Talking to you right now would really be difficult, okay? So starting off with an ellipsis might seem like cutting you loose but I want to make sure I do this right so you’ll have to put up with me while I get my words together. The truth is, I owe you an apology. I am writing this from the night we called it off, right from the moment I sent to you my last text message. Right now, you’re probably—no, you’re crying your heart out over me and believe me or not, letting you go wasn’t an easy decision to make but I know it was the very last thing I must suffice to free you from all the pain and agony.

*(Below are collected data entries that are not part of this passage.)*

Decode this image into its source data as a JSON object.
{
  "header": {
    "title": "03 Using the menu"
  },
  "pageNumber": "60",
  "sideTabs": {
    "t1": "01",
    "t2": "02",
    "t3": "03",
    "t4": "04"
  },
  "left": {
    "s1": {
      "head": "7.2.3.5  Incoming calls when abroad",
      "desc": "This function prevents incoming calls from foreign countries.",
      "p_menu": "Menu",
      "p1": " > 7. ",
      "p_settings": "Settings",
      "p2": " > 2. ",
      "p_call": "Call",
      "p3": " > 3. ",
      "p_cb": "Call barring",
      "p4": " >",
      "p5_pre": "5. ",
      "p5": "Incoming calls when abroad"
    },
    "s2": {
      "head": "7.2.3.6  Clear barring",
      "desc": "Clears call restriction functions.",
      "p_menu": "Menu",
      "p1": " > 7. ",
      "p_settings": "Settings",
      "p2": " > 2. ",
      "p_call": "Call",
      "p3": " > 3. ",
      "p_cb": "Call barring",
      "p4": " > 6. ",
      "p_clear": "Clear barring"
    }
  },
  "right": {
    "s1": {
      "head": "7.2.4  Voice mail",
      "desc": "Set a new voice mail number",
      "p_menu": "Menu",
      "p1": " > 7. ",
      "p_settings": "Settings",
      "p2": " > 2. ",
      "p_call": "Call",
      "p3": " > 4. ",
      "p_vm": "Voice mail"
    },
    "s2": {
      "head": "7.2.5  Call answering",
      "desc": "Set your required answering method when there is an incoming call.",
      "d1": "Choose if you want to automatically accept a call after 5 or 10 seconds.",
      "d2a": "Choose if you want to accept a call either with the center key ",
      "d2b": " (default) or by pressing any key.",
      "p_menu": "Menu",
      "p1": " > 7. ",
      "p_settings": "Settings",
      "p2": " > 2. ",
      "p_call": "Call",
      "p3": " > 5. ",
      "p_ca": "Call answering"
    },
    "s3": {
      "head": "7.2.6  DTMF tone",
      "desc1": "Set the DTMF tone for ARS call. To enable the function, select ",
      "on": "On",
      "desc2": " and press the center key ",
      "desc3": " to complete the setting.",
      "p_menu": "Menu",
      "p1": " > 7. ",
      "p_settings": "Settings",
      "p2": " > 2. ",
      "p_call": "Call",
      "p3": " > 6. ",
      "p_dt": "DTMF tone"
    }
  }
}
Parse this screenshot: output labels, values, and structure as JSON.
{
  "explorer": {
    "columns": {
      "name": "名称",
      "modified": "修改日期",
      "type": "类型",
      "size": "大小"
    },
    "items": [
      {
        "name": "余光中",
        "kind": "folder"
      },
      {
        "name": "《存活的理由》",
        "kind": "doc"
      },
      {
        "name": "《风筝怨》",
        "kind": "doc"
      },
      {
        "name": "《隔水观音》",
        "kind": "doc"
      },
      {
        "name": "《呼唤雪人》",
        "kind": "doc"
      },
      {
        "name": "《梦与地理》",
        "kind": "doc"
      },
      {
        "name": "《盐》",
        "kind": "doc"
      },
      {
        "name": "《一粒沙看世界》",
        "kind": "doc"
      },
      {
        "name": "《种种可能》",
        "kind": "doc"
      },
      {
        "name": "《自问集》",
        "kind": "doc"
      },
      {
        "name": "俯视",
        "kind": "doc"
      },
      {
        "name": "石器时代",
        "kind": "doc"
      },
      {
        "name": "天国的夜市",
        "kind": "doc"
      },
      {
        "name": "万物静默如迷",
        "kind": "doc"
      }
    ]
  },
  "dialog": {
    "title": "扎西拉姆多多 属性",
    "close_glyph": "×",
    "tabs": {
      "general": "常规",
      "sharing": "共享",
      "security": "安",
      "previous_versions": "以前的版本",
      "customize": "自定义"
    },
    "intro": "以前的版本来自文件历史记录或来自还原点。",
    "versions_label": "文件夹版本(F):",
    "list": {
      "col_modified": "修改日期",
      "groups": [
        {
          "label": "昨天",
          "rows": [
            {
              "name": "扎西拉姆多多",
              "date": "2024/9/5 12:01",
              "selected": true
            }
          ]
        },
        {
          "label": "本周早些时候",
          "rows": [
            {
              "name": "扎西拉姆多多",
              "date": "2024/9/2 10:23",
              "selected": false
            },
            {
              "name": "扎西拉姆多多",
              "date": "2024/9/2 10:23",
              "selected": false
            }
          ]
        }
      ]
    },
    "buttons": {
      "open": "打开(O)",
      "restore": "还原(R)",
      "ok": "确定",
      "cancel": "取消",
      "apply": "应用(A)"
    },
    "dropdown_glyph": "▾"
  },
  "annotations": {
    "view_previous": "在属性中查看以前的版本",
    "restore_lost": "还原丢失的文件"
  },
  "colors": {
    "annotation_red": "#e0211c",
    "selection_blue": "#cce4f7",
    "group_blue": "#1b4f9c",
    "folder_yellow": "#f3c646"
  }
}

I know ‘you deserve someone better’ is most likely the lamest, oldest, unreasonable and pointless alibi you’ve ever heard from all the other people who have left you before but it’s better to leave you this way, because in some point it’s true. You deserve someone better, love. You deserve someone who’s ready to be there for you, like always. You deserve someone who’ll support you reach your goals in life. You deserve someone who’ll lend you a hand whenever you needed help. You deserve someone who’ll love you at your best and at your worst self. You deserve someone who’s willing to do these things for you to be happy; because you deserve to be happy, truly happy.
Remember how young we still are, we’re both 16 and we don’t know what the future can bring us. I saw how you wanted to fulfill your dreams so much you were one of the motivated and goal oriented women I knew; one of the best. And everyday I’m thankful because of you, I learned how to love and felt being loved at the same time. I can’t tell you the truth why I had to go because right now, I still don’t have the answers. I might’ve fell out of love somewhere during our relationship but I don’t want you to feel bad about yourself, or even think that you’re not good enough. You are beautiful and more than worth it. The problem wasn’t you; it was me, my Love. I was a coward; I was terrified of commitments and doubtful of my choices. I never knew when I was ready. I got scared that you were so sure about everything you felt for me. I didn’t know how to act, considering we’re about to study in two different universities. Maybe I just didn’t recognize the feelings I’d get knowing we’ll get to see each other so hardly ever. I didn’t know how to be loyal just yet. I didn’t know if I can stay, I wasn’t ready.
I’m sorry. I’m really sorry I had to do this. If it ever takes you so long to forget me, I would give you the time. If the pain I caused you becomes too hard to even handle anymore, I’m sorry I can’t be there to lessen the burden. I’m sorry I failed you, I broke every rule and promise we made. I’m sorry I disappointed you, made you expect for something much deeper. I’m sorry I wasn’t able to give you the future you’ve been dreaming with me. I can’t promise you anything right now, my Love. I don’t know when you’ll be mine again, I don’t know if it will ever happen.
But for now, I had to end things between us. Sorry.